As their collective power grew, OPEC members learned to use oil as an instrument of geopolitical power. Their boldest experiment occurred in 1973, when the cartel's Arab members imposed a painful five-month oil embargo to deter Western nations from supporting Israel in the Yom Kippur War. Since then, OPEC has earned a reputation as a club of greedy, non democratic governments whose oil ministers, who gather in Vienna every few months to set the price of crude, hold everyone else's economic fate in their hands.

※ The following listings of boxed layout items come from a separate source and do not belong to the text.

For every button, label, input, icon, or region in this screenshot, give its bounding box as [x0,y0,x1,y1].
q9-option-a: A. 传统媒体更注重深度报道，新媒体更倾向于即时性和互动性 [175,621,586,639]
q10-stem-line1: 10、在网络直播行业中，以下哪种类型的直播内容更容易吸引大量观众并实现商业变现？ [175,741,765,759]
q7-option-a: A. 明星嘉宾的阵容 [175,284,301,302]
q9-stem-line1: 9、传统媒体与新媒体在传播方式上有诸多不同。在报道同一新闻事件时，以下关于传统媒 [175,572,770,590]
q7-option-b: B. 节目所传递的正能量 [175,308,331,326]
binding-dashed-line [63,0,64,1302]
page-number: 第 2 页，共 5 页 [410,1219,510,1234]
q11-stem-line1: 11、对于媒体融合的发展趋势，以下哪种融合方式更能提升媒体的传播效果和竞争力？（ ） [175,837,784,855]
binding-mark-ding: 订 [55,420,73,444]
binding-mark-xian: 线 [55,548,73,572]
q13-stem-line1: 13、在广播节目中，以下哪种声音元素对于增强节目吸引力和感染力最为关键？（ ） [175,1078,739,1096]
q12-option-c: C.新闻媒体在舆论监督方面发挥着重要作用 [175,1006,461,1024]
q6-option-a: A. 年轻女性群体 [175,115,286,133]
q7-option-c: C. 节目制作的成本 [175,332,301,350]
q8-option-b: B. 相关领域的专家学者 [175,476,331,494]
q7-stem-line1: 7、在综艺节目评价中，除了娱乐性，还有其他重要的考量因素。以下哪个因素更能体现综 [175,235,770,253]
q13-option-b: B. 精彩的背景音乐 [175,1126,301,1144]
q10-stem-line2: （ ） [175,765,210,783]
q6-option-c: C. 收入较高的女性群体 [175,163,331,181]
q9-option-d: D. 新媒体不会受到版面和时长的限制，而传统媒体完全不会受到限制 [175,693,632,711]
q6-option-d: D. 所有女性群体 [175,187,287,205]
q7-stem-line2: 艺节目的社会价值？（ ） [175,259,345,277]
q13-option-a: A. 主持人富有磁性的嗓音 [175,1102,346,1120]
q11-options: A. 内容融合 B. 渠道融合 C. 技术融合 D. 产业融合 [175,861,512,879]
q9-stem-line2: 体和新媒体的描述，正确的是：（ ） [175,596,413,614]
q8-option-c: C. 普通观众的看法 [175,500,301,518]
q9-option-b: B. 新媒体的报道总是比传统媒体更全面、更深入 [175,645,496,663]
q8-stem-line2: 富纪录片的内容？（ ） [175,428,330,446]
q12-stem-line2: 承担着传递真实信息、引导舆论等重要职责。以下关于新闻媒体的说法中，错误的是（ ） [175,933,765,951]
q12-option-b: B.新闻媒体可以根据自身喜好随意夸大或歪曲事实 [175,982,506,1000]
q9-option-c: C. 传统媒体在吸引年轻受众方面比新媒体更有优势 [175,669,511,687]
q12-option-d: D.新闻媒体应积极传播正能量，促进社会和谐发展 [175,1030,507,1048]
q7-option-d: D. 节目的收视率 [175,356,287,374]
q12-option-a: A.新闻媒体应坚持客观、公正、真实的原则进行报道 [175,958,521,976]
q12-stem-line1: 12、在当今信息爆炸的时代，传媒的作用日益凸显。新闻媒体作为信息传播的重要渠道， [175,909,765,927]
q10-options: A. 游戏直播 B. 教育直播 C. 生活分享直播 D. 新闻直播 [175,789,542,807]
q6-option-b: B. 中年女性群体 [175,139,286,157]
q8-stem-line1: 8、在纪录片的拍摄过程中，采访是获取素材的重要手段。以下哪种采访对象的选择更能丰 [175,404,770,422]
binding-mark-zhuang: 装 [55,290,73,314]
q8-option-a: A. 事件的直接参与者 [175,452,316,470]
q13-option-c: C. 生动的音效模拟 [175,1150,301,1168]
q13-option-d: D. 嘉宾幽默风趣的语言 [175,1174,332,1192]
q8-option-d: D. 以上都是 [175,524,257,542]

But OPEC's well-deserved reputation as a bully obscures another fact: For all its bluster, the group seems almost uninterested in actually getting all its oil out of the ground. Today, the cartel's 12 members account for 78 percent of global oil reserves, but produce only one-third of the actual oil supply; the world's non-OPEC producers, with little more than a fifth of the world's oil at their disposal, pump twice as much. Even with the 2007 induction of two new members, Angola and Ecuador, who collectively produce as much oil each day as Norway, OPEC produces today less oil than it did before the 1973 embargo.

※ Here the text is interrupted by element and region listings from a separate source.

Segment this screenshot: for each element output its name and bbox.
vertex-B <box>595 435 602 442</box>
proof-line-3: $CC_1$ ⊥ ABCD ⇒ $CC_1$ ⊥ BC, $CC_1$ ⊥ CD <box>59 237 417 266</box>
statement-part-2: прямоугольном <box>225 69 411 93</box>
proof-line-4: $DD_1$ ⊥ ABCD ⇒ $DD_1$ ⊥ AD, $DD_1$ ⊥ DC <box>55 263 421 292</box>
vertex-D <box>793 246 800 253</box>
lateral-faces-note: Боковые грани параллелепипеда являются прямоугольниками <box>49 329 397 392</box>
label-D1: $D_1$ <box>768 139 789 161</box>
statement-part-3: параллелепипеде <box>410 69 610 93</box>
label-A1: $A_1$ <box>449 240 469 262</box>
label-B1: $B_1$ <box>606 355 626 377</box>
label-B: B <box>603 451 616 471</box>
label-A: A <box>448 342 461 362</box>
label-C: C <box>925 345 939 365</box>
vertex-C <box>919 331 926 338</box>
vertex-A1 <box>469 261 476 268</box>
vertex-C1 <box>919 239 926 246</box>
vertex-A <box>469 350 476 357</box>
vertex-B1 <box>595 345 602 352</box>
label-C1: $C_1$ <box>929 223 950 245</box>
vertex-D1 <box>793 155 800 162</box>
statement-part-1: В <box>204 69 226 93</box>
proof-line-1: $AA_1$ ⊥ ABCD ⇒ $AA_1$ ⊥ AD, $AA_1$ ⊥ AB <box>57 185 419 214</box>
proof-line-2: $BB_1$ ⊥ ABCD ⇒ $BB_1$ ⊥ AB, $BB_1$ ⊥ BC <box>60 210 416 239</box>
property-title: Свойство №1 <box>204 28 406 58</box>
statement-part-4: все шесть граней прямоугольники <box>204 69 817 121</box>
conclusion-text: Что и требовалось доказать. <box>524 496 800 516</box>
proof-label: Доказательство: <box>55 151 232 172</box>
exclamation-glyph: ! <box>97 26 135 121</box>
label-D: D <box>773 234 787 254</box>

And though OPEC prides itself on controlling almost all the market's spare production capacity -- the main protection the world's economy has against supply disruptions -- its performance as a buffer against oil shocks is similarly unremarkable. The cartel has seldom used its vaunted capacity to rescue an oil-starved market. Time and again when disruptions occur, OPEC drags its feet and ignores consumers' pleas to open the spigot and provide some relief. Instead, it insists, as it did when oil prices spiked to nearly $150 a barrel in July 2008, that the market is well-supplied and that high oil prices are the work of speculators and SUV-driving soccer moms.
OPEC members, meanwhile, are in most cases responsible for the very same supply disruptions they claim to be interested in countering: We have the cartel's members to thank for not just the 1973 embargo, but also Saddam Hussein's attacks on Iran and Kuwait, Nigeria's endless war in the Niger Delta, and the 2003 oil strike in Venezuela. OPEC may claim to be the global economy's fireman, but its members have spent more time behaving like arsonists. The cartel's machinations have gone toward exactly one end: maintaining a virtual monopoly over the world's most necessary fuel, while blocking competition from alternative energy sources.
Half a century of a transportation sector dominated by OPEC has numbed us to this reality and led us to accept the cartel's shenanigans as a fait accompli. We shouldn't. In a modern global economy where free trade, open markets, and strict anti-trust laws are bedrock principles, there is no room for a cartel dominating any commodity -- not least the most strategic one of all.
So far the U.S. Congress has mainly fought OPEC the American way: in court. In 2000, the Senate Judiciary Committee unanimously approved the NOPEC (No Oil Producing and Exporting Cartels) bill, which would have enabled the Justice Department to sue in federal court "any nation ... that is engaging in cartel or conspiracy to limit the production of oil." Responding to the public's rage over high gas prices the House of Representatives passed the measure in 2008. The Senate did not, but George W. Bush's White House announced that it would veto NOPEC if it ever made it into law, sparing us the media circus that would have inevitably followed had the U.S. government tried to sue Venezuela's Hugo Chávez or Iran's Mahmoud Ahmadinejad. Amid the NOPEC theatrics, the United States surrendered the only actual leverage it ever had over OPEC: In 2005, it approved the admission of Saudi Arabia -- which effectively runs the cartel -- to the World Trade Organization.